Journal of the National Cancer Institute (1978-02-01)
M Hollstein, R Talcott, E Wei
PMID340706
RESUMO

Quinoline, a hepatocarcinogen in rats, and 23 quinoline derivatives were tested for mutagenic activity with the Ames Salmonella typhimurium assay. Quinoline, 5-hydroxyquinoline, and 8-hydroxyquinoline were mutagenic in strain TA 100 when Aroclor 1254-induced rat (male outbred Sprague-Dawley) liver homogenate was present in the incubation mixture. Enzyme preparations from rats pretreated with P-448-dependent aryl hydrocarbon hydroxylase inducers [3-methylcholanthrene (MCA) and beta-naphthoflavone] and MCA-treated "responsive" C57BL mice also metabolized quinoline to a mutagen, but phenobarbital and pregnenolone-16alpha-carbonitrile pretreatment did not yield active preparations.
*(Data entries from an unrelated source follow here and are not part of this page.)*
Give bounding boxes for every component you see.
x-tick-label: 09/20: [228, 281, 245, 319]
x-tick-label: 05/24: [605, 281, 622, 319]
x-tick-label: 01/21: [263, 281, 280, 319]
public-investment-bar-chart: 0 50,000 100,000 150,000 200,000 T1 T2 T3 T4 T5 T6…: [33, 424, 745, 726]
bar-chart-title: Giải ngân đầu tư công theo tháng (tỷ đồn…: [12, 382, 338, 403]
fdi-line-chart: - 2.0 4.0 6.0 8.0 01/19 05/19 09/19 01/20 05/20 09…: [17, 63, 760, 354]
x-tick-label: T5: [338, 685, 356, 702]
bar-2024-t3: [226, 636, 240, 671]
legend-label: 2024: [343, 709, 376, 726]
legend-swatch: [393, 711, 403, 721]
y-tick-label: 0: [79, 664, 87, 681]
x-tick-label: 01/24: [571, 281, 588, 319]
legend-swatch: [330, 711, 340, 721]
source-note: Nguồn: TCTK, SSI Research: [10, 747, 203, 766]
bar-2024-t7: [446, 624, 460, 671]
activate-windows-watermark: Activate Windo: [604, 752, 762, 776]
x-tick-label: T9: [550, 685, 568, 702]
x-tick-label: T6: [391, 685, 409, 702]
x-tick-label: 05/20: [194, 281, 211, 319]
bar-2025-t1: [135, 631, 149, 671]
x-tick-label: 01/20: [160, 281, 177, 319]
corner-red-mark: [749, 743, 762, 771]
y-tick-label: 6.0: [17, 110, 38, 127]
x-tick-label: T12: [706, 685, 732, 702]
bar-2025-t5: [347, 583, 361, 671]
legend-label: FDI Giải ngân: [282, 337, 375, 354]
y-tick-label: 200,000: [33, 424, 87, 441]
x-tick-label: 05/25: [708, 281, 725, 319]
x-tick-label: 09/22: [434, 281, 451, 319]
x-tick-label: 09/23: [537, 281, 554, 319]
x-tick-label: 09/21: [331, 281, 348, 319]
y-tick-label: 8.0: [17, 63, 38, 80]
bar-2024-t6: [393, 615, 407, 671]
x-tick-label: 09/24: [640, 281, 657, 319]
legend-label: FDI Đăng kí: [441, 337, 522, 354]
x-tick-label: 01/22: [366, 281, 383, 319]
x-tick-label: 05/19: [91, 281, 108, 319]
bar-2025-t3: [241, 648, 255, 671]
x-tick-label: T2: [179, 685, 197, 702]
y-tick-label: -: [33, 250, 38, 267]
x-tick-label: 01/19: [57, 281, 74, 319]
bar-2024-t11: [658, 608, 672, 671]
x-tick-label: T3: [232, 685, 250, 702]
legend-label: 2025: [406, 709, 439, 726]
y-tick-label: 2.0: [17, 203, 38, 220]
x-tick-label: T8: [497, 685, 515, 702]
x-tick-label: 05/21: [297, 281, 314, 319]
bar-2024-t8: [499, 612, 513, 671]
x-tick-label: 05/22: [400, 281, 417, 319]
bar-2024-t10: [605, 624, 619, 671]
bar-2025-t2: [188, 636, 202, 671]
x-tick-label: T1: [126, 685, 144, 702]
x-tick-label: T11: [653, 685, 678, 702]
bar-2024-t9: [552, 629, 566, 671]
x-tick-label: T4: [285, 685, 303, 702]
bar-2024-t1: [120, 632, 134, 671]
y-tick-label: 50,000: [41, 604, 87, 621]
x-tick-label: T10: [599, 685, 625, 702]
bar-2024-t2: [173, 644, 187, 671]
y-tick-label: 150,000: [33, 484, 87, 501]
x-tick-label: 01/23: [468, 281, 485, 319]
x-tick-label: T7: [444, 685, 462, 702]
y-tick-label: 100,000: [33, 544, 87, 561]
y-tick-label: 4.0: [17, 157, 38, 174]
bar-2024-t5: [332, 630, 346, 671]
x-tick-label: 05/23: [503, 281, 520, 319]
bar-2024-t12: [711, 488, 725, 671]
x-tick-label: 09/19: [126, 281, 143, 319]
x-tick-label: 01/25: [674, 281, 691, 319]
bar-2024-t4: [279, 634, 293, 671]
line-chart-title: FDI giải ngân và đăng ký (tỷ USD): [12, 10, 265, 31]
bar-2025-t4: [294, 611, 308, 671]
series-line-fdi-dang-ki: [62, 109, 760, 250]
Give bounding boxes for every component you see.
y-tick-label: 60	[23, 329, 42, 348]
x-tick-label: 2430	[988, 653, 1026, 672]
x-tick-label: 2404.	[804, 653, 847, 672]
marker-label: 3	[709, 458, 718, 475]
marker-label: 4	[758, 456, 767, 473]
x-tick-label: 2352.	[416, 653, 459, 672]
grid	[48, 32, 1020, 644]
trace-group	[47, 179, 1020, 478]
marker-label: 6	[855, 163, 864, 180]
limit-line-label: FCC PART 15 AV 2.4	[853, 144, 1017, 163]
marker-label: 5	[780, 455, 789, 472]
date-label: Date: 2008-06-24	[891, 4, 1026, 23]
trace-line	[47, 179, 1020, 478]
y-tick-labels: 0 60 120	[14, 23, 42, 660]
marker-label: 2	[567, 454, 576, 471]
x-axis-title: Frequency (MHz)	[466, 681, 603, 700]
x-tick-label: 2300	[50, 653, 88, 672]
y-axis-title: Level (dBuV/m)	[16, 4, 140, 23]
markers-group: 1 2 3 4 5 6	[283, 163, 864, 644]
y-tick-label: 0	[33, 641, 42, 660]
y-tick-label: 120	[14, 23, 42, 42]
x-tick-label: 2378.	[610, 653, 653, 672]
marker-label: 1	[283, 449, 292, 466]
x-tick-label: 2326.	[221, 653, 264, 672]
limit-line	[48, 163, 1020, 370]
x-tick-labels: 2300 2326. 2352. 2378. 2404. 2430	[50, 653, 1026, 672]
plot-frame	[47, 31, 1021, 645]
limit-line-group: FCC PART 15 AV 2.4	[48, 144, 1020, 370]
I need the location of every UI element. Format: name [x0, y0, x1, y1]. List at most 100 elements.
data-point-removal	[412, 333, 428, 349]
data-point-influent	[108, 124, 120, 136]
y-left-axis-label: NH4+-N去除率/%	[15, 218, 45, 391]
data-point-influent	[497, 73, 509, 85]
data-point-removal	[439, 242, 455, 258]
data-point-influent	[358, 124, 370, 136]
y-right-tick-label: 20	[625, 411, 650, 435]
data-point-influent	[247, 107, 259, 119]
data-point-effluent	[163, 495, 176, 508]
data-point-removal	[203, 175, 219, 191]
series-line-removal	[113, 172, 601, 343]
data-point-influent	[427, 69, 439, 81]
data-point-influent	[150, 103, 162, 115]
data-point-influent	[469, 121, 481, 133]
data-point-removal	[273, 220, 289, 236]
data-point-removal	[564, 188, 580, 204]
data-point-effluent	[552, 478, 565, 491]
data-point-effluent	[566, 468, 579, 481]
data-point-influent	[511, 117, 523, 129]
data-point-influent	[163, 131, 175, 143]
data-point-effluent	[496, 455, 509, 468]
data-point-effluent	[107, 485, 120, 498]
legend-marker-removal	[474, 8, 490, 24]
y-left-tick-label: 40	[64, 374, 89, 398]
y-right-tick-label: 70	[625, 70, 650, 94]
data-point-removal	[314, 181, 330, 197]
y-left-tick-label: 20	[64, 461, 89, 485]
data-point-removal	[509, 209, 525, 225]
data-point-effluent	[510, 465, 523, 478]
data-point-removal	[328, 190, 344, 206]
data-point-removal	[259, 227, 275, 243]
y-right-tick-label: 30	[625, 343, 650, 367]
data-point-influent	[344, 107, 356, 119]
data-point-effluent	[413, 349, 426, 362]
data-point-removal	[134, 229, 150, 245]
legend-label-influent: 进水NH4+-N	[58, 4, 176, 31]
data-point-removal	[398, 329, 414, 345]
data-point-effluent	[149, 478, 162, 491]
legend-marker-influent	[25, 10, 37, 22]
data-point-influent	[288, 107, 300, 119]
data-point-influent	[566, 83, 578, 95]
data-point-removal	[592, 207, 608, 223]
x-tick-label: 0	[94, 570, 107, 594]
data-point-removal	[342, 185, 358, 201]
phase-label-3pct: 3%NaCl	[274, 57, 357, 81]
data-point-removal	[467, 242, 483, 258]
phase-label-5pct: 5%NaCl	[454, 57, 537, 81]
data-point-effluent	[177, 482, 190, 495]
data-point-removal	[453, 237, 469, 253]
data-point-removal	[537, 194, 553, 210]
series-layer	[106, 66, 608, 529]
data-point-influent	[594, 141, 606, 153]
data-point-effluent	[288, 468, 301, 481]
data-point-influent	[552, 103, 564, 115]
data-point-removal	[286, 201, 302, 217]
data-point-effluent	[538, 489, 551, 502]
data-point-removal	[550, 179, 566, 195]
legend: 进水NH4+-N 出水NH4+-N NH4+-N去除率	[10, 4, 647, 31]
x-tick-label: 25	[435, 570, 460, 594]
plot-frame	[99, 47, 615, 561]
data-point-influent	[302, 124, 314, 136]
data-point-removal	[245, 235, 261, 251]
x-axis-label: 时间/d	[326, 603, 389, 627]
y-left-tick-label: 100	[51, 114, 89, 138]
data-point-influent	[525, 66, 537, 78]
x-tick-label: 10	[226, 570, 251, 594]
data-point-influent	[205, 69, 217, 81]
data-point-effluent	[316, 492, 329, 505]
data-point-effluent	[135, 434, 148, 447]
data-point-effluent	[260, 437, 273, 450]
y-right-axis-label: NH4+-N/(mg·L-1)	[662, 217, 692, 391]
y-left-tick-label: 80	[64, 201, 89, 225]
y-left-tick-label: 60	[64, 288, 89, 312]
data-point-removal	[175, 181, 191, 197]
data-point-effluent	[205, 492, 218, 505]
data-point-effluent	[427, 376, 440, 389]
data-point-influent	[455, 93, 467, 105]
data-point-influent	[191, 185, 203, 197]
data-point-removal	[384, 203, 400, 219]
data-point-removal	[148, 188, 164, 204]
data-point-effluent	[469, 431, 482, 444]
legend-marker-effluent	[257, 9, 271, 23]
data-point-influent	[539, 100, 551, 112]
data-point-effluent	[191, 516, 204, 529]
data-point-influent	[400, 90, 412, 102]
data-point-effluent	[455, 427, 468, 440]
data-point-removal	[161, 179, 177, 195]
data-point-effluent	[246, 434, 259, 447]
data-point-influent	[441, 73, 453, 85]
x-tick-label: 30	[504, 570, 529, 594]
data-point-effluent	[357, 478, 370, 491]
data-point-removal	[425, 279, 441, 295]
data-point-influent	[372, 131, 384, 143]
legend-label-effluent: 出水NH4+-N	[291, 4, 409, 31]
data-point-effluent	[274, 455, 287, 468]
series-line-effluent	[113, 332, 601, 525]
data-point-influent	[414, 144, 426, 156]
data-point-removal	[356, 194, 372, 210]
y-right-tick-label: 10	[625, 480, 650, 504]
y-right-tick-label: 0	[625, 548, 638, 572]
The mutagenicity of quinoline was blocked by the in vitro addition of menadione, butylated hydroxytoluene, alpha-naphthoflavone, vitamin A acetate, and glutathione to the test system. Depletion of glutathione by diethyl maleate pretreatment in vivo enhanced the mutagenic potential of the liver enzyme preparation. Mutagenic activity was correlated to the formation of water-soluble quinoline metabolites, and we suggested that the reactive quinoline intermediate is quinoline-2,3-epoxide. Microsomal enzymes isolated from human liver tissue, but not lung tissue, also converted quinoline to a mutagen.